Arun Jaitley chides opposition, says back quota bill

| Jan 9, 2019, 04:31 IST
NEW DELHI: Finance minister Arun Jaitley chided Congress and other opposition parties to support “wholeheartedly” the bill providing 10% reservation for economically weaker sections among non-reserved classes even as he claimed, amid scepticism all around, that there were no legal pitfalls in the way the legislation has been designed.

Union social justice minister Thaawarchand Gehlot moved the Constitution (124th Amendment) Bill 2019 for discussion and passage in Lok Sabha, saying the demand for reservation for poor among general communities was very old and 21 private member bills seeking the new quota provision have been moved in Parliament over time. Gehlot said there was need to bring the economically backward sections into the mainstream.

Intervening after Congress’s lead speaker K V Thomas said the bill could be struck down by the courts, Jaitley said the proposed amendment to the Constitution buffers it from any adverse legal opinion.

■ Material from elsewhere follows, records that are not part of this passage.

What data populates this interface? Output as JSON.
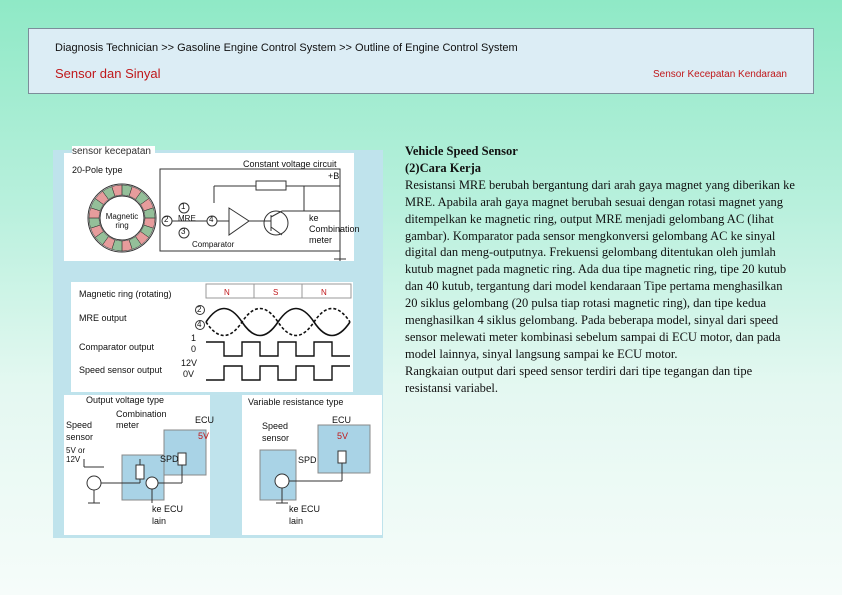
{
  "header": {
    "breadcrumb": "Diagnosis Technician >> Gasoline Engine Control System >> Outline of Engine Control System",
    "section_title": "Sensor dan Sinyal",
    "topic": "Sensor Kecepatan Kendaraan"
  },
  "figure": {
    "caption": "sensor kecepatan",
    "pole_type": "20-Pole type",
    "constant_voltage": "Constant voltage circuit",
    "plus_b": "+B",
    "magnetic_ring": "Magnetic ring",
    "mre": "MRE",
    "comparator": "Comparator",
    "to_meter": "ke Combination meter",
    "pin1": "1",
    "pin2": "2",
    "pin3": "3",
    "pin4": "4",
    "waves": {
      "magnetic_ring_rotating": "Magnetic ring (rotating)",
      "mre_output": "MRE output",
      "comparator_output": "Comparator output",
      "speed_sensor_output": "Speed sensor output",
      "n": "N",
      "s": "S",
      "pin2": "2",
      "pin4": "4",
      "one": "1",
      "zero": "0",
      "v12": "12V",
      "v0": "0V"
    },
    "output_voltage": {
      "type": "Output voltage type",
      "speed_sensor": "Speed sensor",
      "combination_meter": "Combination meter",
      "ecu": "ECU",
      "v5": "5V",
      "supply": "5V or 12V",
      "spd": "SPD",
      "to_ecu": "ke ECU lain"
    },
    "variable_resistance": {
      "type": "Variable resistance type",
      "speed_sensor": "Speed sensor",
      "ecu": "ECU",
      "v5": "5V",
      "spd": "SPD",
      "to_ecu": "ke ECU lain"
    }
  },
  "description": {
    "title": "Vehicle Speed Sensor",
    "subtitle": "(2)Cara Kerja",
    "body": "Resistansi MRE berubah bergantung dari arah gaya magnet yang diberikan ke MRE. Apabila arah gaya magnet berubah sesuai dengan rotasi magnet yang ditempelkan ke magnetic ring, output MRE menjadi gelombang AC (lihat gambar). Komparator pada sensor mengkonversi gelombang AC ke sinyal digital dan meng-outputnya. Frekuensi gelombang ditentukan oleh jumlah kutub magnet pada magnetic ring. Ada dua tipe magnetic ring, tipe 20 kutub dan 40 kutub, tergantung dari model kendaraan Tipe pertama menghasilkan 20 siklus gelombang (20 pulsa tiap rotasi magnetic ring), dan tipe kedua menghasilkan 4 siklus gelombang. Pada beberapa model, sinyal dari speed sensor melewati meter kombinasi sebelum sampai di ECU motor, dan pada model lainnya, sinyal langsung sampai ke ECU motor.",
    "body2": "Rangkaian output dari speed sensor terdiri dari tipe tegangan dan tipe resistansi variabel."
  },
  "colors": {
    "title_red": "#c0181b",
    "figure_bg": "#bfe3ec",
    "ecu_blue": "#a9d3e6",
    "pole_red": "#d24a4a",
    "pole_green": "#3d8a45"
  }
}
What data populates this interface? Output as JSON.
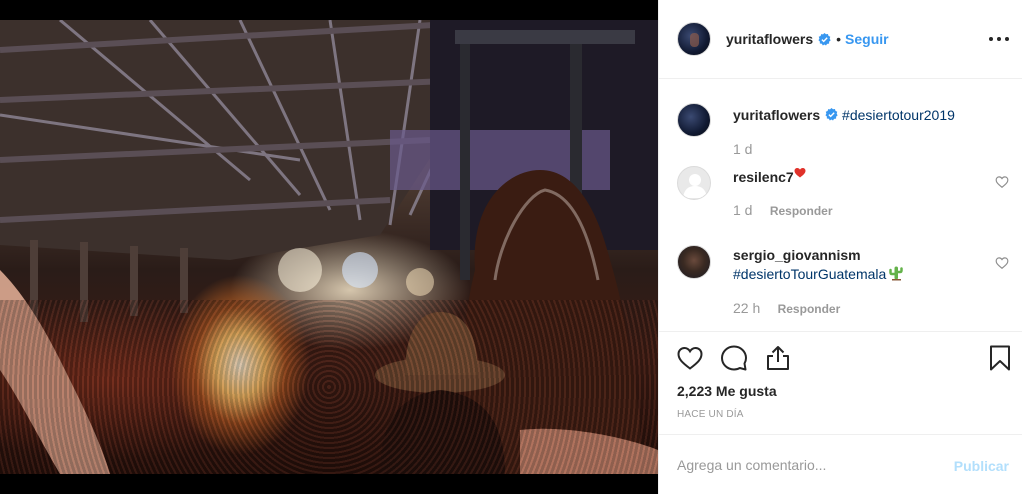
{
  "post": {
    "image_alt": "Concert crowd under a stage roof, singer with long hair and a person in a cowboy hat in the foreground"
  },
  "header": {
    "username": "yuritaflowers",
    "separator": "•",
    "follow_label": "Seguir"
  },
  "comments": [
    {
      "username": "yuritaflowers",
      "text": "#desiertotour2019",
      "time": "1 d",
      "reply_label": ""
    },
    {
      "username": "resilenc7",
      "text": "",
      "time": "1 d",
      "reply_label": "Responder"
    },
    {
      "username": "sergio_giovannism",
      "text": "#desiertoTourGuatemala",
      "time": "22 h",
      "reply_label": "Responder"
    }
  ],
  "actions": {
    "likes": "2,223 Me gusta",
    "timestamp": "Hace un día"
  },
  "add_comment": {
    "placeholder": "Agrega un comentario...",
    "publish_label": "Publicar"
  },
  "colors": {
    "link": "#3897f0",
    "hashtag": "#003569",
    "muted": "#999999",
    "publish_disabled": "#b2dffc",
    "verified": "#3897f0"
  },
  "icons": [
    "verified-badge-icon",
    "more-options-icon",
    "heart-icon",
    "comment-icon",
    "share-icon",
    "bookmark-icon",
    "red-heart-emoji",
    "cactus-emoji"
  ]
}
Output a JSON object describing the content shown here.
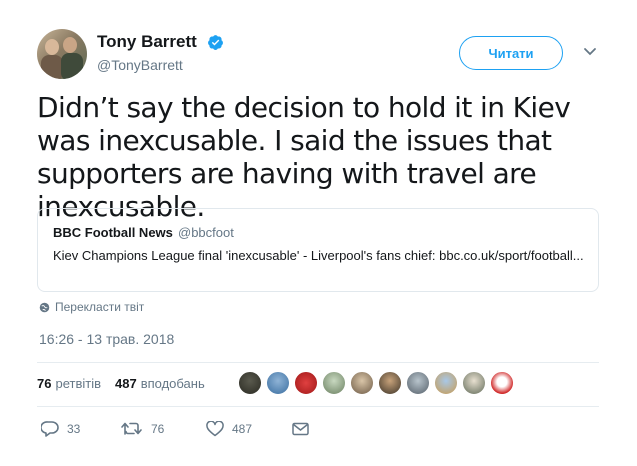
{
  "author": {
    "name": "Tony Barrett",
    "handle": "@TonyBarrett",
    "verified_icon": "verified-badge-icon"
  },
  "follow_button": {
    "label": "Читати"
  },
  "tweet": {
    "text": "Didn’t say the decision to hold it in Kiev was inexcusable. I said the issues that supporters are having with travel are inexcusable."
  },
  "quoted_tweet": {
    "name": "BBC Football News",
    "handle": "@bbcfoot",
    "text": "Kiev Champions League final 'inexcusable' - Liverpool's fans chief: bbc.co.uk/sport/football..."
  },
  "translate": {
    "label": "Перекласти твіт",
    "icon": "globe-icon"
  },
  "timestamp": "16:26 - 13 трав. 2018",
  "stats": {
    "retweets_count": "76",
    "retweets_label": "ретвітів",
    "likes_count": "487",
    "likes_label": "вподобань"
  },
  "likers": [
    "liker-1",
    "liker-2",
    "liker-3",
    "liker-4",
    "liker-5",
    "liker-6",
    "liker-7",
    "liker-8",
    "liker-9",
    "liker-10"
  ],
  "actions": {
    "replies": "33",
    "retweets": "76",
    "likes": "487"
  },
  "colors": {
    "accent": "#1da1f2",
    "text": "#14171a",
    "muted": "#657786",
    "border": "#e1e8ed"
  }
}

Jaitley said attempts by different state governments as well as by late PM PV Narasimha Rao’s government to provide quota for “poor among forwards” could not pass legal muster because there was no provision in the Constitution which supported quota on economic criteria.

Under the consideration of Parliament, the quota bill faces questions about its legal sustainability on twin grounds: that it breaches the 50% ceiling on total reservation and that it provides quota on economic criteria.

However, Jaitley argued that 50% ceiling as spelt out in the Indra Sawhney judgement, which has become the touchstone for legality of quota measures, only refers to reservation based on caste as provided for in Section 16(4) of the Constitution. It would not apply on new quota that was now being activated through a new section 16 (5), he said.

Also, he argued that economic basis for reservation in jobs and education was sound in law as well as in consonance with the philosophy of reservation as first conceived in the case of “socially and educationally backward classes”. He said while reservation for SC/ST/OBCs was brought to ensure “equality of opportunity”, the 50% ceiling was to ensure that general castes did not suffer from “reverse discrimination”.

“If out of that 50% (for general categories), 10% is being shared among their poor, who can have a problem with it,” he said. He also clarified that quota for “poor among forwards” would only apply to government jobs and educational institutions, saying that the phraseology used in the constitutional amendment bill under consideration was the same as used for backward classes.


The question arose after Congress’s K V Thomas read from the “objectives” of the bill to say that it would apply to aided as well as unaided institutions. With former Union minister Thomas promising Congress support for the measure but expressing doubts about its legal robustness, Jaitley said every party including Congress has promised the measure in its election manifesto.


“If you are supporting the bill, don’t be grudging about it… Will the Congress walk the talk on this? It is a test for Congress and its allies,” he said.


Jaitley chided the agitated Left members by saying that it was the first time that Communists were opposing a measure being brought for the poor.